Transfert de Rémi Stefani - 4 questions
#1 Tout semble opposer Victor et Valentin : l’un est surdoué et vit à Paris, l’autre est plutôt mauvais élève et vit dans le Sud de la France… Comment font-ils pour accepter leur nouvelle identité ?
Victor et Valentin ne sont pas si différents car ils ont un point commun essentiel : leur passé a volé en éclats et ils sont contraints de se glisser dans la peau d’un autre. Cette situation les force à s’interroger sur ce qu’ils sont, sur ce qu’ils ont envie de faire de leur vie. En quelque sorte, ils sont condamnés à l’empathie et c’est ce qui va les sauver, au bout du compte. Se mettre à la place de l’autre exige des efforts, une forme de renoncement. Cela vous oblige à accepter les différences et c’est peut-être une des clefs du bonheur. Quand on déchiffre mieux le monde, il devient plus facile d’y trouver sa place.
#2 A travers cette idée de « renaissance » ou de « réincarnation », quel message vouliez-vous adresser à vos lecteurs ?
En fait, j’écris plus pour répondre aux questions que je me pose et pour les partager avec mes lecteurs que pour adresser un message à qui que ce soit. J’ai toujours été fasciné par le hasard qui nous fait naître ici ou là, dans tel contexte social, religieux, géographie, etc.
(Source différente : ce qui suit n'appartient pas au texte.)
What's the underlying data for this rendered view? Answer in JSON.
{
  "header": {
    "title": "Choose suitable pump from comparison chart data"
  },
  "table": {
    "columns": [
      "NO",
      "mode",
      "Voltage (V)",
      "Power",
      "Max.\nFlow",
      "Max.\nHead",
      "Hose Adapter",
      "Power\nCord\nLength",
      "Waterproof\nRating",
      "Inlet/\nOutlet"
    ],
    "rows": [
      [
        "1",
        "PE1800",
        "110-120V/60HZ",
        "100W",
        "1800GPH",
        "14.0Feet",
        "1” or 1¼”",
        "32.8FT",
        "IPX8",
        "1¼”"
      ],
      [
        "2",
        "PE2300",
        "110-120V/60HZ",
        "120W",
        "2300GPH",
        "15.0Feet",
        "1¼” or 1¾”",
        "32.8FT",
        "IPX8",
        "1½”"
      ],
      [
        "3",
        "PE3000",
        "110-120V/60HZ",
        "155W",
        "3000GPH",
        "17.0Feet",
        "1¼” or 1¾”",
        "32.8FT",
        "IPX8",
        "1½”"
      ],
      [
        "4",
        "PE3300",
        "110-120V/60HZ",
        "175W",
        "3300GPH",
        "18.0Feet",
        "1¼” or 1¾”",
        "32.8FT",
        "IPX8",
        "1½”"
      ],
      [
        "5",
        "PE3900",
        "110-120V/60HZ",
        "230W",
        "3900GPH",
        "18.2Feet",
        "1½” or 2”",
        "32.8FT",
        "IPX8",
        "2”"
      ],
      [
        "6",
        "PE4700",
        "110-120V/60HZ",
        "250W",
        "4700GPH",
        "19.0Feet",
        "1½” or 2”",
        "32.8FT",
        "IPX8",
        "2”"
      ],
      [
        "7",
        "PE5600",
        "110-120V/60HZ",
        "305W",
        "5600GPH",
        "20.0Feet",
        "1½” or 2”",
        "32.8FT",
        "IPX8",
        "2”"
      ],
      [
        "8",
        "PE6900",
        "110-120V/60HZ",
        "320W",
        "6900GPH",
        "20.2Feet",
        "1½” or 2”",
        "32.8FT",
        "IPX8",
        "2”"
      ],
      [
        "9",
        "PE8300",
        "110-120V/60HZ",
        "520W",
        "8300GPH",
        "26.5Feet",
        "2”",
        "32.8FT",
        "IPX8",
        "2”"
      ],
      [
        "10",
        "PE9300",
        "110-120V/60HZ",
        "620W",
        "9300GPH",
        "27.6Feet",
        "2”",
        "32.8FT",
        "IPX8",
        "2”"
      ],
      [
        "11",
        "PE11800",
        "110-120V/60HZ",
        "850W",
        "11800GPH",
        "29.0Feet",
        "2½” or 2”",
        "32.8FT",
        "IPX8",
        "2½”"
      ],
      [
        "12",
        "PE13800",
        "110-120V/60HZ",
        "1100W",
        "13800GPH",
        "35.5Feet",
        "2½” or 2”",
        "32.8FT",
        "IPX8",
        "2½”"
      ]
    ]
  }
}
Pouvons nous corriger cette « injustice » potentielle, nous élever contre ce destin – ce déterminisme ? – qui semble décider de notre vie ? Enfin, être conscient du rôle que joue le hasard dans cette distribution des chances ne devrait-il pas nous rendre plus tolérant et moins égoïste ? Pour moi, ce roman a ressemblé à une expérience de laboratoire. J’ai imaginé une situation – un échange de personnalités -, j’y ai jeté deux personnages et j’ai regardé comment ils se débrouillaient. Au départ, j’ignorais tout de la fin. J’ai découvert l’histoire en même temps que mes « cobayes », ce qui explique d’ailleurs que j’aie mis tant de temps à l’écrire. Et finalement, je trouve que mes héros ne s’en sortent pas si mal, non ?
#3 Il y a un autre personnage important, Vital Mistraki, un détective qui fait de ce récit un vrai thriller. Vouliez-vous dés le départ introduire cette dimension ?
Oui, j’ai très vite senti la nécessité de ce personnage qui travers le récit en y portant un regard extérieur, à mi-chemin entre le narrateur et le lecteur. Dans 29 février (paru en 2011 chez Rageot), qui aborde les mêmes questions mais de façon très différente, c’est Achille qui tenait ce rôle. Mais Achille est une sorte de « Deus ex machina » qui tire l’histoire – très réaliste – vers le fantastique. Dans Transfert, c’est le contraire. Vital est proche de nous, il a le don de s’incruster dans le récit. Et comme il est malin et sympathique, il devient un véritable complice pour le lecteur. Vital a une autre utilité. La dimension irrationnelle de cette affaire lui échappe et, du coup, il ancre le récit. Grâce à lui, le roman change de genre, passe du fantastique au policier. D’une certaine façon, il apporte de la crédibilité à l’histoire.
#4 De la Sierra Leone à Mayotte, vous faites beaucoup voyager vos personnages et le lecteur. Pourquoi avoir donné une si grande part à l’ « ailleurs » ?
Peut-être parce que l’ailleurs m’a toujours fait rêver. Entre 10 et 12 ans, je dévorais les innombrables tomes de la collection « Contes et légendes de » et chaque soir, je partais en voyage au Japon, en Grèce, chez les Incas ou les Inuits. Par la suite, j’ai taillé la route en compagnie de Kipling, Conrad, London, Kessel, Monfreid. Mes parents étaient aussi de grands voyageurs. Ils m’ont sans doute transmis le virus. L’ailleurs est le lieu des rencontres improbables qui vous déstabilisent en même temps qu’elles vous construisent. Partir – loin et seul ! – est un bon moyen de faire le point sur soi-même. Vos habitudes, vos a priori et vos certitudes disparaissent et c’est vierge de tout ce fatras culturel que vous affrontez l’inconnu. L’image que l’on vous renvoie de vous-même est alors sûrement assez proche de la vérité.